VLSI Implementation of Novel Class of High Speed Pipelined Digital Signal Processing Filter for Wireless Receivers
Rozita Teymourzadeh, Yazan Samir Algnabi, Masuri Othman, Md Shabiul Islam and Jimmy Mok Vee Hong
DOI : 10.3844/ajeassp.2010.663.669
American Journal of Engineering and Applied Sciences
Volume 3, Issue 4
Problem statement: The need for high performance transceiver with high Signal to Noise Ratio (SNR) has driven the communication system to utilize latest technique identified as over sampling systems. It was the most economical modulator and decimation in communication system. It has been proven to increase the SNR and is used in many high performance systems such as in the Analog to Digital Converter (ADC) for wireless transceiver. Approach: This research presented the design of the novel class of decimation and its VLSI implementation which was the sub-component in the over sampling technique.
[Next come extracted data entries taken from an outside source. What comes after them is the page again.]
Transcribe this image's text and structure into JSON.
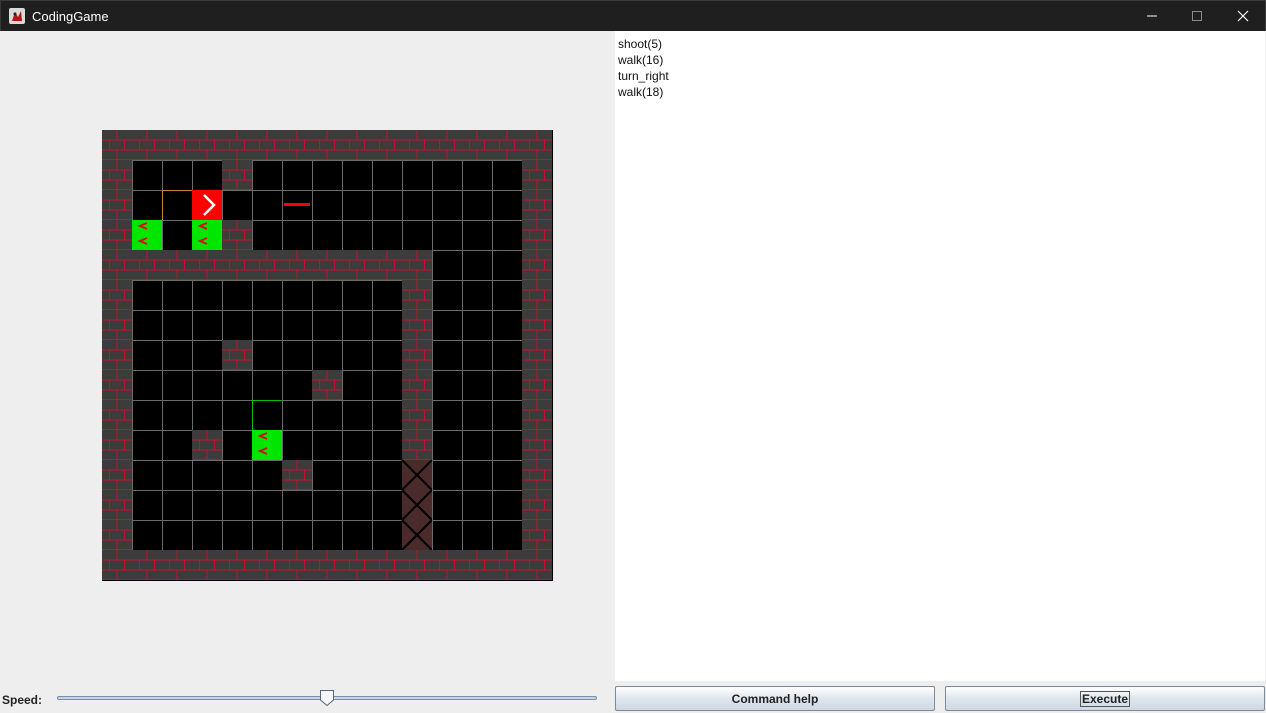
{
  "window": {
    "title": "CodingGame",
    "app_icon": "app-logo-icon",
    "controls": [
      "minimize-icon",
      "maximize-icon",
      "close-icon"
    ]
  },
  "board": {
    "cols": 15,
    "rows": 15,
    "legend": {
      "W": "brick-wall",
      "B": "floor-black",
      "O": "floor-outlined-tile",
      "P": "player-red-tile",
      "E": "enemy-green-tile",
      "G": "green-outlined-tile",
      "X": "crosshatched-gate-tile",
      "L": "laser-beam-tile"
    },
    "grid": [
      "WWWWWWWWWWWWWWW",
      "WBBBWBBBBBBBBBW",
      "WBOPBBLBBBBBBBW",
      "WEBEWBBBBBBBBBW",
      "WWWWWWWWWWWBBBW",
      "WBBBBBBBBBWBBBW",
      "WBBBBBBBBBWBBBW",
      "WBBBWBBBBBWBBBW",
      "WBBBBBBWBBWBBBW",
      "WBBBBGBBBBWBBBW",
      "WBBWBEBBBBWBBBW",
      "WBBBBBWBBBXBBBW",
      "WBBBBBBBBBXBBBW",
      "WBBBBBBBBBXBBBW",
      "WWWWWWWWWWWWWWW"
    ],
    "colors": {
      "wall": "#3c3c3c",
      "mortar": "#c8102e",
      "floor": "#000000",
      "gridline": "#6b6b6b",
      "player": "#ff0000",
      "enemy": "#00e600",
      "laser": "#ff0000",
      "outline_tile": "#c8842e",
      "green_outline": "#00c000"
    }
  },
  "code": {
    "lines": [
      "shoot(5)",
      "walk(16)",
      "turn_right",
      "walk(18)"
    ]
  },
  "speed": {
    "label": "Speed:",
    "value_fraction": 0.5
  },
  "buttons": {
    "help_label": "Command help",
    "execute_label": "Execute"
  }
}
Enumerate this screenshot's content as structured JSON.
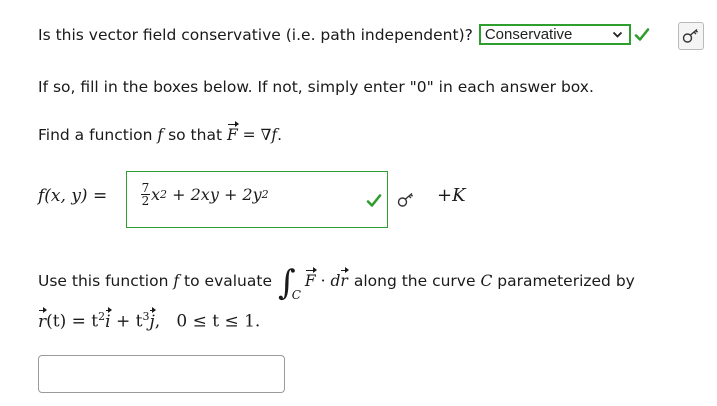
{
  "question": {
    "text": "Is this vector field conservative (i.e. path independent)?",
    "select_value": "Conservative",
    "status": "correct"
  },
  "instructions": "If so, fill in the boxes below.  If not, simply enter \"0\" in each answer box.",
  "find": {
    "prefix": "Find a function",
    "f": "f",
    "so_that": "so that",
    "F": "F",
    "eq": "= ∇",
    "f2": "f",
    "period": "."
  },
  "formula": {
    "label": "f(x, y) =",
    "answer_prefix_num": "7",
    "answer_prefix_den": "2",
    "answer_rest_a": "x",
    "answer_rest_a_exp": "2",
    "answer_rest_b": " + 2xy + 2y",
    "answer_rest_b_exp": "2",
    "status": "correct",
    "suffix": "+K"
  },
  "use": {
    "prefix": "Use this function",
    "f": "f",
    "mid": "to evaluate",
    "integrand_F": "F",
    "dot": "·",
    "d": "d",
    "r": "r",
    "after": "along the curve",
    "C": "C",
    "end": "parameterized by",
    "integral_sub": "C"
  },
  "param": {
    "r": "r",
    "lhs": "(t) = t",
    "exp1": "2",
    "i": "i",
    "plus": " + t",
    "exp2": "3",
    "j": "j",
    "range": ",   0 ≤ t ≤ 1."
  },
  "answer2": {
    "value": ""
  },
  "colors": {
    "correct": "#2e9e2e",
    "text": "#1a1a1a"
  },
  "icons": {
    "check": "check-icon",
    "key": "key-icon"
  }
}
The design and realization of main unit of decimation stage that was the Cascaded Integrator Comb (CIC) filter, the associated half band filters and the droop correction are also designed. The Verilog HDL code in Xilinx ISE environment has been derived to describe the proposed advanced CIC filter properties. Consequently, Virtex-II FPGA board was used to implement and test the design on the real hardware. The ASIC design implementation was performed accordingly and resulted power and area measurement on chip core layout. Results: The proposed design focused on the trade-off between the high speed and the low power consumption as well as the silicon area and high resolution for the chip implementation which satisfies wireless communication systems. The synthesis report illustrates the maximum clock frequency of 332 MHz with the active core area of 0.308×0.308 mm2. Conclusion: It can be concluded that VLSI implementation of proposed filter architecture is an enabler in solving problems that affect communication capability in DSP application.
© 2010 Rozita Teymourzadeh, Yazan Samir Algnabi, Masuri Othman, Md Shabiul Islam and Jimmy Mok Vee Hong. This is an open access article distributed under the terms of the Creative Commons Attribution License, which permits unrestricted use, distribution, and reproduction in any medium, provided the original author and source are credited.